At one level, the gilets jaunes movement has fragmented into multiple activist forces. Some have ventured into a “communalist” project of libertarian inspiration, driven by the group in the town of Commercy. Others have announced the creation of a “citizens’ lobby” coordinating the local struggles waged by independent citizens’ collectives. Still others are keeping up the coordination framework known as the “assembly of assemblies,” continuing more tried-and-tested forms of engagement (demonstrations, roundabout occupations).
Many of them have also stopped wearing their yellow vests, even though they are participating in the current mobilisation. It is thus unsurprising that the coalitions between unions and gilets jaunes are more visible and coherent in some towns than others. After all, the movement that started in November 2018 has itself fragmented, both politically and in territorial terms.

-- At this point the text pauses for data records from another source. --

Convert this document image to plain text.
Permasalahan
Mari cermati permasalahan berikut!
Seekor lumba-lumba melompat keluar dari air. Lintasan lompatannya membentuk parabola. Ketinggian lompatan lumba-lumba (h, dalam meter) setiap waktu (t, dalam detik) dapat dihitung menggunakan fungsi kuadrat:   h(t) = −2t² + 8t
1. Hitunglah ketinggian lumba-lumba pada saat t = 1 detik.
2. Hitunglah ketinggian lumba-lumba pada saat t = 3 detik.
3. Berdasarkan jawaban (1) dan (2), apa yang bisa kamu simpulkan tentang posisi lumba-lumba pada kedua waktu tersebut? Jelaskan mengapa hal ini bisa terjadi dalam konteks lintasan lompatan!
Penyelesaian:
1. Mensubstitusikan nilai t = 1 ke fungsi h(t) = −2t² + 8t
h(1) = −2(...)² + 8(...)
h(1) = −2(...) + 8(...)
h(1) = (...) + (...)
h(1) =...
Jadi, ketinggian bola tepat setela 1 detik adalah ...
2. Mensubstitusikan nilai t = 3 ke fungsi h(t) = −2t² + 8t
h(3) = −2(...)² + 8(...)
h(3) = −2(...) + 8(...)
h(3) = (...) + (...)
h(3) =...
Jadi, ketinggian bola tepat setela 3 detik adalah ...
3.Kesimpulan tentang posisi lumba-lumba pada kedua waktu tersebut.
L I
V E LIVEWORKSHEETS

At another level, the union confederations still seem ill at ease with the widened range of causes and groups that have mobilised in the struggle. If the unions happily call on others to join them on the big days of action, they remain divided (not least given the CFDT’s failure to get stuck in) and in general they are little active in bringing different struggles together. The confederations do not themselves finance strike funds, do not especially invite their own activists to get involved in other battles, and stick to the demands that they have themselves defined.
The current period is thus rich in questions. If, after more than a month of conflict over pensions, the movement seems to be slowing, there are also other signs of renewed mobilisation, with oil refinery workers and professionals like lawyers announcing that they will join the movement. Two big demonstrations called for January 9 and 11 should again rally large numbers.
At a time when syndicalist aspirations for a general strike are again on the rise, France’s different social mobilisations seem to be “coexisting” more than truly federating together. Yet they are confronting one same authoritarian neoliberal force — a government unwilling to make any social concessions. Faced with this common offensive, we can only hope that the unions will prove able to reinvent their own role.